The police are not doing their job. Another example of the false permissiveness that has permutated through the country since Independence. "Give the man a chance, nuh, he only trying to make ah living!"
And what about that incredible annual stat that, since 2013, over 35,000 motorists have been caught on camera breaking the traffic lights near the Hyatt on Wrightson Road. 16,055 in 2013. 21,310 in 2014! That averages out to 1556 a month or over 50 a day.
That sounds just right. Maybe even conservative. So? What happened? How many were charged? When the trend was noticed was anything done? A policeman placed nearby? What's the use of having cameras at traffic lights? Will the new law change that? Why were the cameras put up without the law being in place? A telling story of all-round incompetence.

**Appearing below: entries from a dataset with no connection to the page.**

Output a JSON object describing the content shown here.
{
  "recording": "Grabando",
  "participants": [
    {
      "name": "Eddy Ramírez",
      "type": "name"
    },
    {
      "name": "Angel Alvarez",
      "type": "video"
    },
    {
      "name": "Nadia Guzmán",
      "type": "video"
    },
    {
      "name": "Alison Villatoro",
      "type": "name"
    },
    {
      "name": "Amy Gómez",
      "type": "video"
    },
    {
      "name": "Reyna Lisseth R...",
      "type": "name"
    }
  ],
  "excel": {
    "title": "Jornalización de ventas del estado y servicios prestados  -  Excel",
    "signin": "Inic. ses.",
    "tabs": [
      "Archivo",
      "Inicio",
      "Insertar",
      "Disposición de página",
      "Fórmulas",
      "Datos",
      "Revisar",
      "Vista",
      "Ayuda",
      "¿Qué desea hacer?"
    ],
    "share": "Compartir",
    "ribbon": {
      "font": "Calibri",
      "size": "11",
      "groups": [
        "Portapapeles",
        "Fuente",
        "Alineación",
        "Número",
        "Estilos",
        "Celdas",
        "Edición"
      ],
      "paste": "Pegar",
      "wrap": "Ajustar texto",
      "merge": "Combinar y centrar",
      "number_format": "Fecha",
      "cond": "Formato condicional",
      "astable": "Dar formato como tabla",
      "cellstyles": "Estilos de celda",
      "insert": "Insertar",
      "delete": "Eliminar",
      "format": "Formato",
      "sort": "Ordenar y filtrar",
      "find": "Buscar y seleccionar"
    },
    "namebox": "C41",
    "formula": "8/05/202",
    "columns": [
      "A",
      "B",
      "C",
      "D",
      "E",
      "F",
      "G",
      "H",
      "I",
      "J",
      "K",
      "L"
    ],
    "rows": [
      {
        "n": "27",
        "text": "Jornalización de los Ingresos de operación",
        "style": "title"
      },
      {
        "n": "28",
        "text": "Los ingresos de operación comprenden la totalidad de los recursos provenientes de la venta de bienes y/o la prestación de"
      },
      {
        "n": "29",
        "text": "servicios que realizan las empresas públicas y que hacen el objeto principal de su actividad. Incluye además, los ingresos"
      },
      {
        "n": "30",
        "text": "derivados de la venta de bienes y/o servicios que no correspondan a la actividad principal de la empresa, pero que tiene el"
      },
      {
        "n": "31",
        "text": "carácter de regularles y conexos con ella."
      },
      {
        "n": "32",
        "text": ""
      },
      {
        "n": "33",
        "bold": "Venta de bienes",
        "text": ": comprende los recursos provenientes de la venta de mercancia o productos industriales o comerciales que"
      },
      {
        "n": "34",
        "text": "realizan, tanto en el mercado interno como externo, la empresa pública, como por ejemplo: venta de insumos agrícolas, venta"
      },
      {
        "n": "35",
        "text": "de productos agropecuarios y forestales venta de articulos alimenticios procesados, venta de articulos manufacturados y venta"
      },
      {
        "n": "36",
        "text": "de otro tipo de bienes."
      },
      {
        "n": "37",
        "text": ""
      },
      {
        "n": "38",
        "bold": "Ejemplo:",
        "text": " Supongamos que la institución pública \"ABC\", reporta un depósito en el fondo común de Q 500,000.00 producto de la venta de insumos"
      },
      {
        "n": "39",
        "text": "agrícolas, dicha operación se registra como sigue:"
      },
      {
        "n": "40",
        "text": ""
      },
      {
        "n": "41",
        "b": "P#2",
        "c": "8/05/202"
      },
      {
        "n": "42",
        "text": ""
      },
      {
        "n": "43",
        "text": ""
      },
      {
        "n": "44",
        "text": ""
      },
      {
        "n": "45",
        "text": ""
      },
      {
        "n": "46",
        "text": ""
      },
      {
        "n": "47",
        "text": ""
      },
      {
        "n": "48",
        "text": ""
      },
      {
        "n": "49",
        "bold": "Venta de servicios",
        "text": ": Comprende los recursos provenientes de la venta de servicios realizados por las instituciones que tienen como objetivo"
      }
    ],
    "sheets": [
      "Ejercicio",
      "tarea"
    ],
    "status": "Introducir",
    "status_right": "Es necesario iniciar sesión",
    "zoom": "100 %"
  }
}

Yet, nothing, not the traffic, not the crime, not even the cricket being played by the West Indies, epitomises the fall from grace that civil life in T&T has undergone in the last 30 years as the amount of noise that we are daily subjected to, and that does not seem to bother anyone in authority. Not that they are bothered by much.
It might be the noise affecting them. David Staudacher of Vancouver's Right to Quiet Society says, "By any standard of health, all else being equal, from infant mortality to life expectancy, statistics will show that people are healthier in quiet areas than in noisy ones.
The reason is that noise destroys the sense of public peace and tranquility that nourishes healthy social interaction."
Now there's an interesting thought. Could noise be part of the reason why those in authority are blithely running around the place doing their own thing without finding out in what direction the public wants life to move? It too noisy for them to take us on.